Fernando Martins – Natural de Uberaba/MG, tem 28 anos dedicados à dança. Em sua trajetória estabeleceu importantes caminhos dentro de seu amadurecimento profissional e importantes parcerias artísticas como co-fundador da Randon Collison na Holanda, projeto que se dedica a subsidiar jovens coreógrafos em suas pesquisas e produções artísticas. Hoje se dedica ao aprofundamento de sua pesquisa de linguagem intitulada Brain Diving e a produção musical na área da dança contemporânea na criação de trilhas sonoras personalizadas. Integrou o Balé da Cidade de São Paulo, Galili Dance Company, Random Collison, Quasar Cia. de Dança, J.Gar.Cia Dança Contemporânea, e residências artísticas e: Escuela Profesional de Danza Contemporánea de Mazatlán | México (EPDCM), Escola de Dança São Paulo e Illinois University- USA. Coreografou trabalhos para o Balé da Cidade de São Paulo, Galili Dance, Random Collison, Ribeirão Preto Cia de Dança, Grupo Êxtase de Dança/ Viçosa/MG entre outros.

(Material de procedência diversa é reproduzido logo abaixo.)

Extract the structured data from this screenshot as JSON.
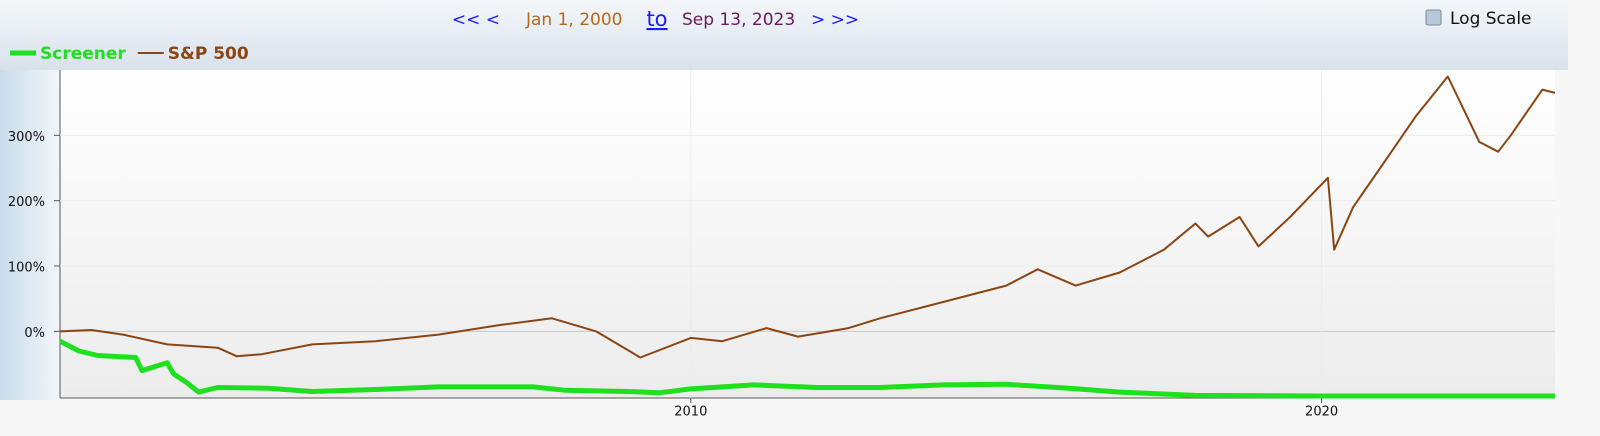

Manoel de Barros – Manoel Wenceslau Leite de Barros foi um advogado, fazendeiro e poeta brasileiro. Nasceu em Cuiabá (MT) em 19 de dezembro de 1916. Passou a infância tendo uma profunda relação com a natureza ao seu redor, fosse sentindo a textura da terra com os pés; fosse correndo e brincando entre árvores e galhas, que futuramente, inspirariam e definiriam sua obra. Após passar a fase da educação básica em Campo Grande (MS), muda-se para a cidade do Rio de Janeiro. Apesar de se dedicar aos estudos, a mente inquieta do menino não para. Foi só quando conheceu os livros de Padre Antônio Vieira que passou a entender a literatura não como uma responsabilidade verídica, mas sim como uma arte em que a verossimilhança pode imperar. Escreveu seu primeiro poema aos 19 anos e, a partir daí, cria um estilo próprio. Expoente da geração de 45, Manoel de Barros criou um universo próprio, com construções literárias que não respeitavam as normas da língua padrão. Neologismos e sinestesias sempre estiveram presentes em seus poemas, características comumente comparadas a Guimarães Rosa. Viveu por alguns anos na Bolívia e no Peru. Em seguida, mudou-se para Nova York (EUA), onde morou por um ano. Na Capital do Mundo, estudou cinema e pintura. Quando retorna ao Brasil, conhece Stella, sua futura esposa, com quem teve três filhos: Pedro, João e Marta. Dentre os inúmeros prêmios literários que recebeu ao longo da vida, destacam-se o Prêmio Orlando Dantas (1960), Prêmio Nacional de poesias (1966). Prêmio Jabuti de Literatura (1989), Prêmio Alfonso Guimarães da Biblioteca Nacional (1996) Prêmio Academia Brasileira de Letras (2000) e Prêmio APCA 2004 de melhor poesia (2005). Faleceu no dia 13 de novembro de 2014, aos 97 anos de idade.